The enormous quantity and variety of data available to us today thanks to new technologies, among which the Big Data; has revolutionized worldwide. All this has led to the emergence of new challenges related to the handling of all this information.
One of the big questions asked by those in charge of handling this data is the best way to represent them graphically, so that they are easily interpretable. This is where Data Visualization comes into play, which encompasses the creation and study of graphical data representations.
To carry out these representations, Data Visualization uses tools such as statistical graphs, maps or schematic representations of various kinds.
We can say that the concept of Data Visualization has centuries of history. The publication of data in graphic form to facilitate its understanding goes back to the XVII century, acquiring a great relevance during the Napoleonic invasion of Russia in 1812, when Charles Minard drew a map with the size of the French army and the way of withdrawal from it, associating it with variables such as temperature and weather.
Importance and relevance of data visualization
Over the years and the birth and expansion of information technology, the collection, storage, management and interpretation of data has evolved to change our way of seeing the world. Data Visualization is currently one of the pillars of Business Intelligence and is used in practically all sectors of society. Thanks to it, we can identify areas that need special attention, determine factors that justify some events, predict behaviors of various kinds, etc.
Some classical concepts are changing to adapt to a data-based world. While traditional training is based on the separation of the technical treatment of information and the methods of visual narration of them, Data Visualization is in an intermediate position of both.
For an appropriate representation of data, in addition to being clear about where and how to show them, it is necessary to analyze factors such as simplicity, comparability, diversity and the causes that justify it.
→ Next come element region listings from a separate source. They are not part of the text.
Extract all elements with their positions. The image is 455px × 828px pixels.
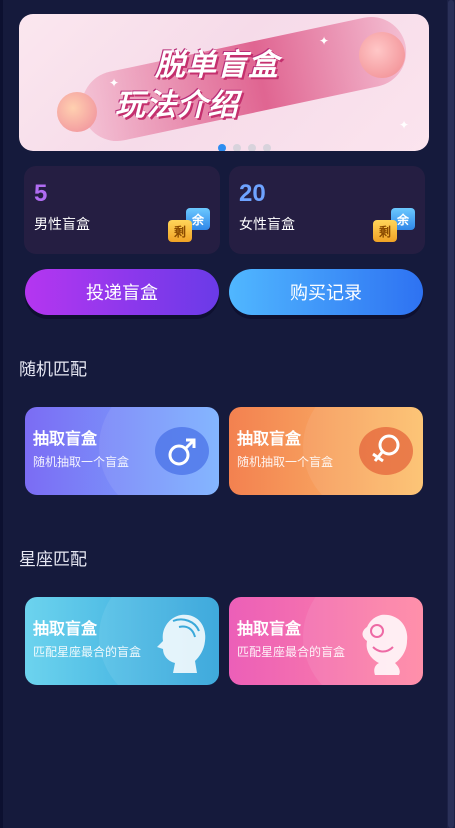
remaining-badge-bottom: 剩	[373, 220, 397, 242]
carousel-dots	[218, 144, 271, 151]
banner-title-line1: 脱单盲盒	[155, 49, 279, 82]
random-match-heading: 随机匹配	[19, 360, 87, 379]
scrollbar-track[interactable]	[447, 0, 455, 828]
draw-card-subtitle: 随机抽取一个盲盒	[33, 455, 130, 469]
draw-male-box-card[interactable]: 抽取盲盒 随机抽取一个盲盒	[25, 407, 219, 495]
left-edge-divider	[0, 0, 3, 828]
draw-card-title: 抽取盲盒	[237, 431, 302, 448]
male-box-stat-card: 5 男性盲盒 余 剩	[24, 166, 220, 254]
male-box-label: 男性盲盒	[34, 216, 90, 232]
carousel-dot[interactable]	[263, 144, 271, 151]
carousel-dot-active[interactable]	[218, 144, 226, 151]
female-box-stat-card: 20 女性盲盒 余 剩	[229, 166, 425, 254]
zodiac-draw-card-female[interactable]: 抽取盲盒 匹配星座最合的盲盒	[229, 597, 423, 685]
remaining-badge-bottom: 剩	[168, 220, 192, 242]
female-profile-icon	[347, 607, 417, 679]
female-box-label: 女性盲盒	[239, 216, 295, 232]
female-symbol-icon	[359, 427, 413, 475]
male-box-count: 5	[34, 180, 48, 207]
scrollbar-thumb[interactable]	[448, 0, 454, 828]
purchase-records-button[interactable]: 购买记录	[229, 269, 423, 315]
draw-card-subtitle: 随机抽取一个盲盒	[237, 455, 334, 469]
planet-icon	[57, 92, 97, 132]
draw-card-title: 抽取盲盒	[33, 621, 98, 638]
carousel-dot[interactable]	[233, 144, 241, 151]
male-symbol-icon	[155, 427, 209, 475]
promo-banner[interactable]: ✦ ✦ ✦ 脱单盲盒 玩法介绍	[19, 14, 429, 151]
deliver-box-button[interactable]: 投递盲盒	[25, 269, 219, 315]
sparkle-icon: ✦	[319, 34, 330, 48]
draw-card-title: 抽取盲盒	[33, 431, 98, 448]
female-box-count: 20	[239, 180, 266, 207]
planet-icon	[359, 32, 405, 78]
male-profile-icon	[143, 607, 213, 679]
draw-card-subtitle: 匹配星座最合的盲盒	[237, 645, 346, 659]
zodiac-match-heading: 星座匹配	[19, 550, 87, 569]
draw-card-subtitle: 匹配星座最合的盲盒	[33, 645, 142, 659]
sparkle-icon: ✦	[399, 118, 410, 132]
app-screen: ✦ ✦ ✦ 脱单盲盒 玩法介绍 5 男性盲盒 余 剩 20 女性盲盒 余 剩 投…	[0, 0, 455, 828]
zodiac-draw-card-male[interactable]: 抽取盲盒 匹配星座最合的盲盒	[25, 597, 219, 685]
draw-female-box-card[interactable]: 抽取盲盒 随机抽取一个盲盒	[229, 407, 423, 495]
banner-title-line2: 玩法介绍	[115, 89, 239, 122]
draw-card-title: 抽取盲盒	[237, 621, 302, 638]
carousel-dot[interactable]	[248, 144, 256, 151]
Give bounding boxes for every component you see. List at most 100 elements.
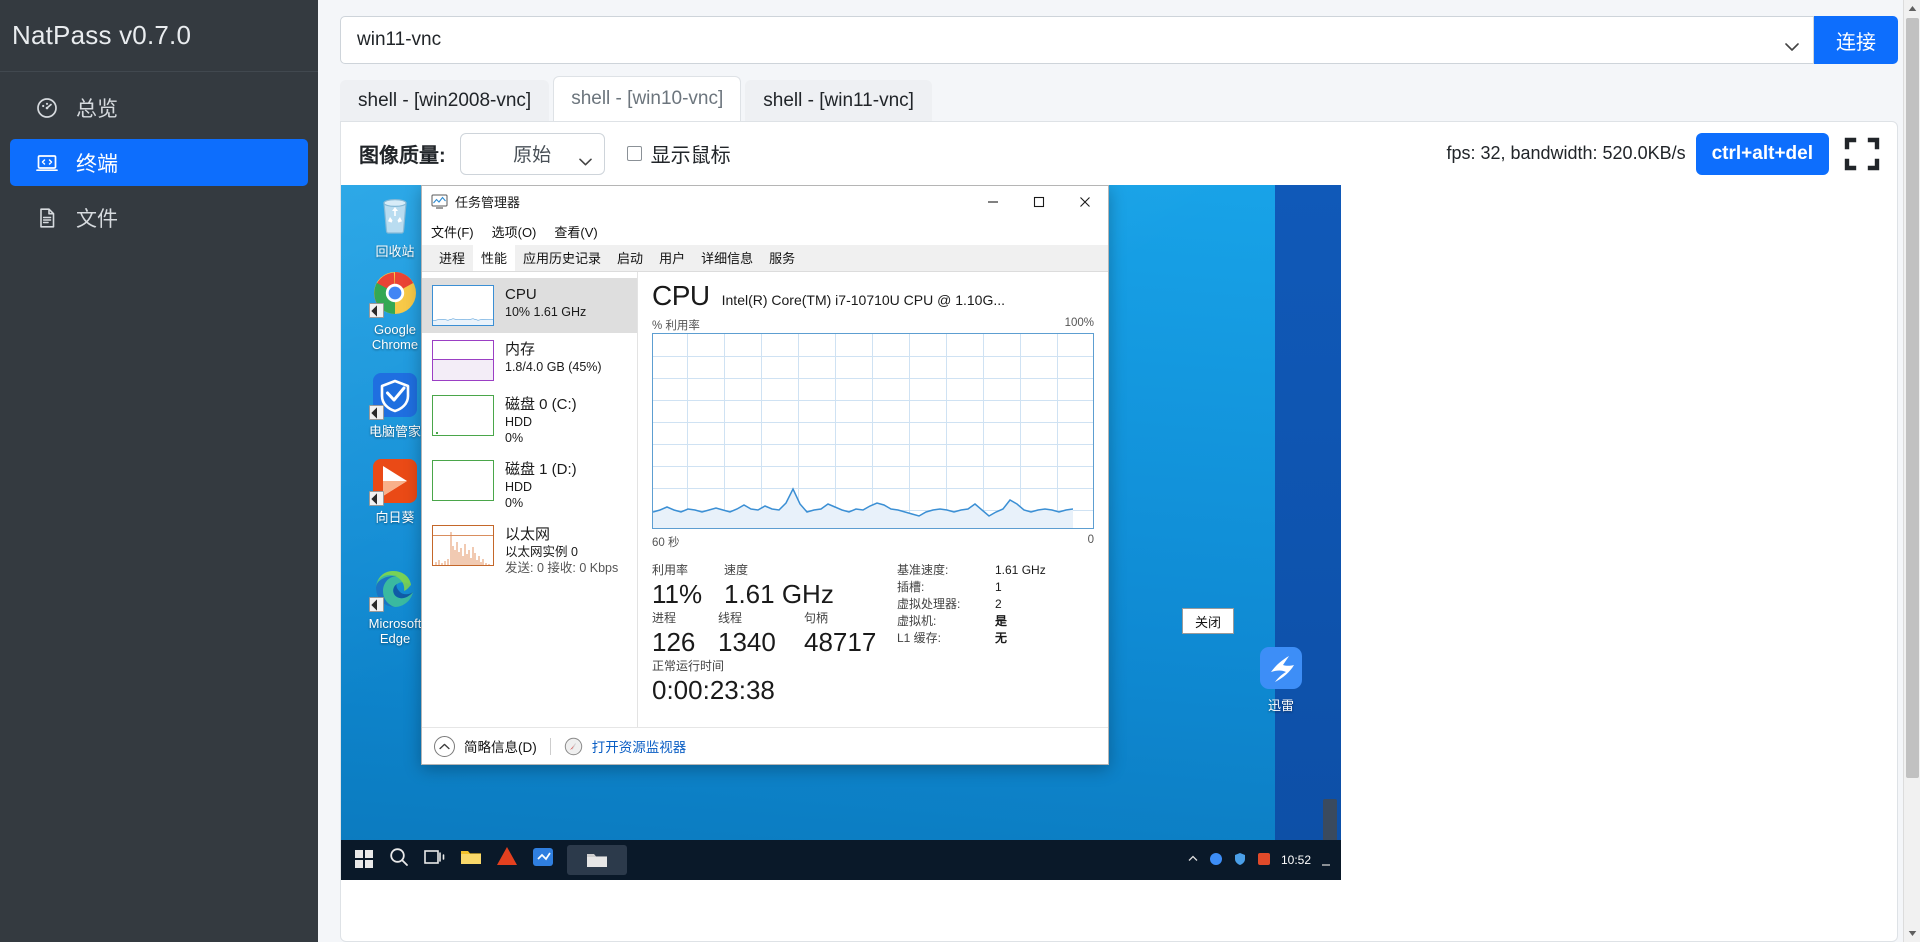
memory-thumbnail: [432, 340, 494, 381]
menu-view[interactable]: 查看(V): [554, 222, 597, 241]
close-dialog-button[interactable]: 关闭: [1182, 608, 1234, 634]
ethernet-thumbnail: [432, 525, 494, 566]
resource-item-disk-1[interactable]: 磁盘 1 (D:) HDD 0%: [422, 453, 637, 518]
task-manager-body: CPU 10% 1.61 GHz 内存 1.8/4.0 GB (45%) 磁盘 …: [422, 272, 1108, 727]
close-icon[interactable]: [1062, 186, 1108, 217]
task-manager-title: 任务管理器: [455, 195, 521, 210]
maximize-icon[interactable]: [1016, 186, 1062, 217]
tm-tab-startup[interactable]: 启动: [609, 245, 651, 271]
tm-tab-users[interactable]: 用户: [651, 245, 693, 271]
desktop-icon-xunlei[interactable]: 迅雷: [1241, 645, 1321, 714]
target-select[interactable]: win11-vnc: [340, 16, 1814, 64]
sidebar-nav: 总览 终端 文件: [0, 72, 318, 249]
resource-text: 以太网 以太网实例 0 发送: 0 接收: 0 Kbps: [505, 525, 618, 576]
resource-sub2: 0%: [505, 496, 524, 510]
cpu-usage-graph: [652, 333, 1094, 529]
open-resource-monitor-link[interactable]: 打开资源监视器: [592, 736, 687, 756]
menu-options[interactable]: 选项(O): [492, 222, 537, 241]
sunlogin-taskbar-icon[interactable]: [495, 845, 525, 875]
sidebar-item-files[interactable]: 文件: [10, 194, 308, 241]
resource-item-disk-0[interactable]: 磁盘 0 (C:) HDD 0%: [422, 388, 637, 453]
chrome-icon: [369, 269, 419, 318]
show-cursor-toggle[interactable]: 显示鼠标: [626, 139, 731, 168]
explorer-active-icon[interactable]: [567, 845, 627, 875]
cpu-stats: 利用率 11% 速度 1.61 GHz 进程 126 线程 1340 句柄 48…: [652, 562, 1094, 706]
resource-item-ethernet[interactable]: 以太网 以太网实例 0 发送: 0 接收: 0 Kbps: [422, 518, 637, 583]
property-key: 插槽:: [897, 580, 925, 594]
stat-label: 速度: [724, 563, 749, 577]
dashboard-icon: [34, 95, 60, 121]
stat-handles: 句柄 48717: [804, 610, 876, 658]
task-manager-icon: [431, 194, 448, 209]
tm-tab-app-history[interactable]: 应用历史记录: [515, 245, 609, 271]
connection-stats: fps: 32, bandwidth: 520.0KB/s: [1446, 143, 1686, 163]
desktop-icon-label: 迅雷: [1267, 698, 1294, 713]
graph-x-right: 0: [1087, 534, 1094, 546]
task-view-icon[interactable]: [423, 845, 453, 875]
vnc-canvas[interactable]: 回收站 Google Chrome 电脑管家 向日葵 Microsoft Edg…: [341, 185, 1341, 880]
quality-label: 图像质量:: [359, 145, 446, 167]
tray-red-icon[interactable]: [1257, 852, 1271, 869]
minimize-icon[interactable]: [970, 186, 1016, 217]
scroll-up-arrow-icon[interactable]: [1904, 0, 1920, 17]
stat-value: 126: [652, 627, 696, 657]
terminal-icon: [34, 150, 60, 176]
resource-name: 内存: [505, 341, 536, 358]
page-scrollbar[interactable]: [1903, 0, 1920, 942]
page-scrollbar-thumb[interactable]: [1906, 18, 1919, 778]
quality-select[interactable]: 原始: [459, 132, 605, 175]
show-cursor-checkbox[interactable]: [626, 146, 642, 161]
stat-threads: 线程 1340: [718, 610, 800, 658]
stat-value: 1.61 GHz: [724, 579, 834, 609]
resource-text: 内存 1.8/4.0 GB (45%): [505, 340, 602, 375]
property-key: 虚拟机:: [897, 614, 937, 628]
tm-tab-details[interactable]: 详细信息: [693, 245, 761, 271]
chevron-up-icon[interactable]: [434, 735, 455, 757]
sidebar-item-overview[interactable]: 总览: [10, 84, 308, 131]
explorer-pinned-icon[interactable]: [459, 845, 489, 875]
resource-item-memory[interactable]: 内存 1.8/4.0 GB (45%): [422, 333, 637, 388]
shortcut-overlay-icon: [369, 303, 384, 318]
blue-app-taskbar-icon[interactable]: [531, 845, 561, 875]
recycle-bin-icon: [371, 191, 419, 239]
scroll-down-arrow-icon[interactable]: [1904, 925, 1920, 942]
show-cursor-label: 显示鼠标: [650, 145, 731, 167]
fullscreen-icon[interactable]: [1841, 133, 1883, 175]
resource-name: 以太网: [505, 526, 551, 543]
tm-tab-processes[interactable]: 进程: [431, 245, 473, 271]
cpu-heading: CPU: [652, 280, 710, 311]
property-key: L1 缓存:: [897, 631, 942, 645]
fewer-details-button[interactable]: 简略信息(D): [464, 736, 537, 756]
tm-tab-performance[interactable]: 性能: [473, 245, 516, 271]
show-desktop-button[interactable]: [1321, 852, 1331, 869]
connect-button[interactable]: 连接: [1814, 16, 1898, 64]
stat-uptime: 正常运行时间 0:00:23:38: [652, 658, 897, 706]
ctrl-alt-del-button[interactable]: ctrl+alt+del: [1695, 132, 1829, 175]
tray-shield-icon[interactable]: [1233, 852, 1247, 869]
tab-win11-vnc[interactable]: shell - [win11-vnc]: [745, 80, 932, 121]
stat-label: 利用率: [652, 563, 689, 577]
stat-label: 正常运行时间: [652, 659, 725, 673]
resource-item-cpu[interactable]: CPU 10% 1.61 GHz: [422, 278, 637, 333]
graph-axis-bottom: 60 秒 0: [652, 534, 1094, 550]
chevron-down-icon: [1785, 36, 1799, 51]
start-icon[interactable]: [351, 845, 381, 875]
tab-win10-vnc[interactable]: shell - [win10-vnc]: [553, 76, 742, 121]
search-icon[interactable]: [387, 845, 417, 875]
edge-icon: [369, 563, 419, 612]
stat-speed: 速度 1.61 GHz: [724, 562, 834, 610]
tray-chevron-icon[interactable]: [1187, 853, 1199, 868]
tm-tab-services[interactable]: 服务: [761, 245, 803, 271]
pc-manager-icon: [369, 371, 419, 420]
disk0-thumbnail: [432, 395, 494, 436]
toolbar-right: fps: 32, bandwidth: 520.0KB/s ctrl+alt+d…: [1446, 132, 1883, 175]
resource-sub: 10% 1.61 GHz: [505, 305, 587, 319]
taskbar-clock[interactable]: 10:52: [1281, 853, 1311, 867]
sidebar-item-terminal[interactable]: 终端: [10, 139, 308, 186]
sidebar: NatPass v0.7.0 总览 终端 文件: [0, 0, 318, 942]
tray-blue-icon[interactable]: [1209, 852, 1223, 869]
task-manager-menubar: 文件(F) 选项(O) 查看(V): [422, 217, 1108, 245]
tab-win2008-vnc[interactable]: shell - [win2008-vnc]: [340, 80, 550, 121]
menu-file[interactable]: 文件(F): [431, 222, 474, 241]
resource-name: 磁盘 0 (C:): [505, 396, 577, 413]
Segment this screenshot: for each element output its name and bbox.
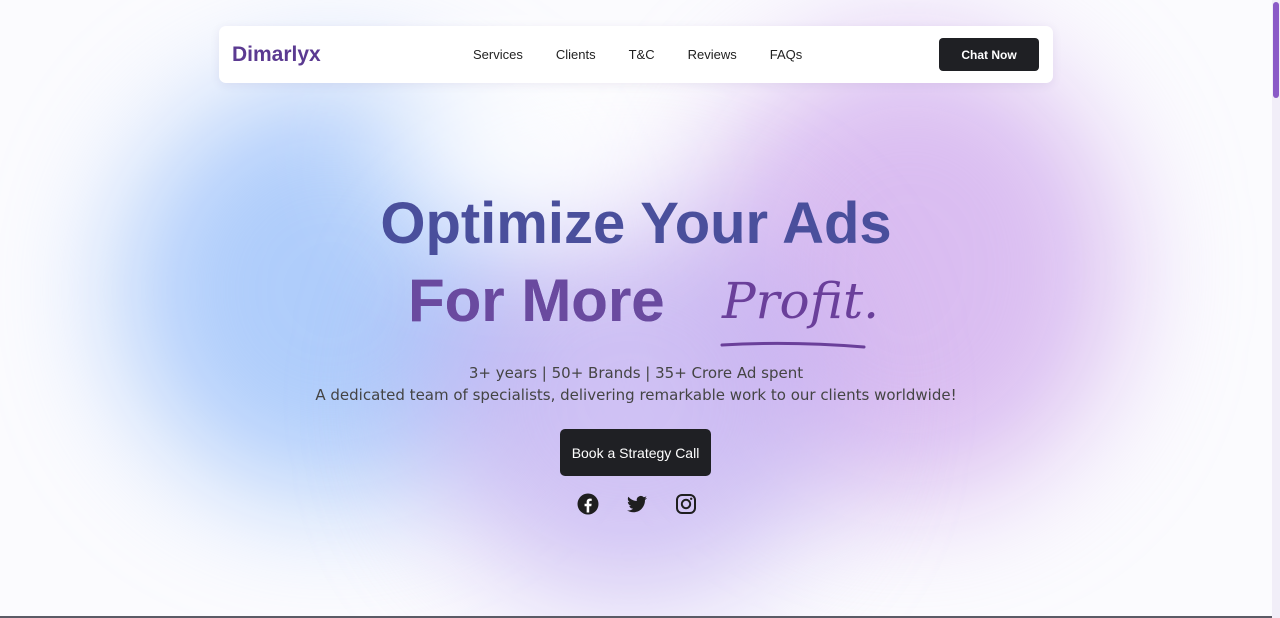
profit-underline-icon [720, 341, 866, 349]
instagram-icon[interactable] [674, 492, 698, 516]
facebook-icon[interactable] [576, 492, 600, 516]
hero-headline-line2-text: For More [408, 267, 665, 334]
social-links [576, 492, 698, 516]
book-strategy-call-button[interactable]: Book a Strategy Call [560, 429, 711, 476]
twitter-icon[interactable] [625, 492, 649, 516]
scrollbar-thumb[interactable] [1273, 2, 1279, 98]
scrollbar[interactable] [1272, 0, 1280, 618]
hero-section: Optimize Your Ads For More Profit. 3+ ye… [0, 0, 1280, 618]
hero-tagline: A dedicated team of specialists, deliver… [315, 386, 957, 404]
landing-page: Dimarlyx Services Clients T&C Reviews FA… [0, 0, 1280, 618]
hero-stats: 3+ years | 50+ Brands | 35+ Crore Ad spe… [468, 364, 804, 382]
hero-headline-line1: Optimize Your Ads [380, 191, 892, 256]
hero-headline-script-word: Profit. [722, 272, 879, 330]
hero-headline-line2: For More [408, 266, 665, 336]
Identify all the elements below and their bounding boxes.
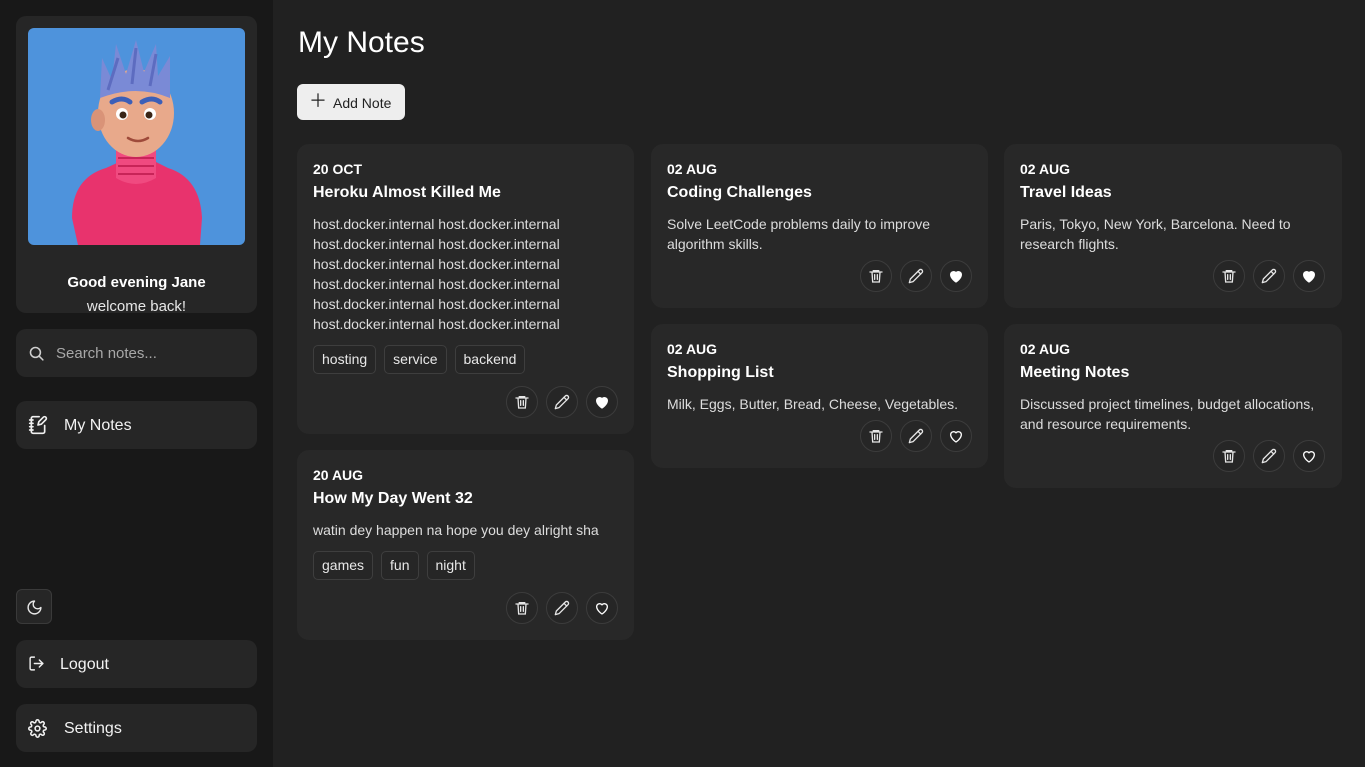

It is important to show the data with only the variables that are necessary for our purpose, in this way they will be more easily interpretable and comparable at first sight. In addition, the same information can be expressed graphically in several ways, all of them valid. Thanks to this representative diversity it can be easier to reach conclusions. Obviously, none of this makes sense if we do not previously establish the reason why we are visualizing the data and what we intend to obtain from it.
There is an important variety of ways to represent data. The most basic are those that we are taught from small (bar graphs, lines, sectors, etc). These are very useful for structured data, which are those that can be easily collected in the table of a database.
However, when dealing with unstructured data, such as images, videos or text files, it is necessary to use another type of representation. Some of the most common for these situations are relational graphs, word clouds, heat maps, cartographic images or scatter diagrams.
The influence that Data Visualization has from the psychological point of view on the target audience has been verified. This influence is stronger when the viewer is not previously conditioned.
Recommendations for data visualization
When it comes to expressing a large number of data graphically, it is advisable to follow a series of guidelines that facilitate this task.
Depending on what you intend to show, one type of graph will be more appropriate than another. For example, bar graphs are useful for comparisons, line graphs to show trends, and pie graphs are not appropriate if differences between sectors are not large.
It is recommended not to truncate the coordinate axes, as this may lead to erroneous interpretations of the results. Use only the colors that are necessary to give information, because too many can lead to confusion. As with colors, we must ensure that the graphics look as clean as possible, without unnecessary additions. Finally, everything that appears on the graph must be labeled.
Currently, it is estimated that the sector related to data has a value of about 4 billion dollars. However, due to the great growth in which it is immersed, it is expected that by 2022 its value will be around 7 trillion dollars.
With the emergence of Big Data, one of the great challenges of the future is the analysis and capture of large volumes of data in real time. In addition, the amount of data received is such that one of the current open fronts is the use of data reduction techniques that allow operating a more manageable number of them. For this purpose, techniques such as sampling, filtering and aggregation of data are being developed.
As a result of these reduction techniques, visualization tools have been developed. Some of the most prominent are Data Cube & Nanocube, which are multidimensional extensions of two-dimensional tables; On the other hand, there is inMens, which groups variables according to defined schemes; ScalaR is also able to apply data reduction to represent them graphically in the most optimal way possible.
The fastest and most efficient way to appreciate results is to do it graphically. To do this we use the techniques of Data Visualization, which is based on a wide range of options to represent data.
With Data Visualization we can make use of classic graphics representations, as well as others that have been gaining importance from a more recent past. For the creation of these representations it is necessary to process increasing amounts of data, for which it is increasingly necessary to develop techniques that facilitate this process.
Some experts say that the data is the new oil. This affirmation makes us reflect on the relevance they have in an increasingly digitalized society, in which almost everything can be measured and interpreted. Reflection that is widely supported by the economic figures of the sector.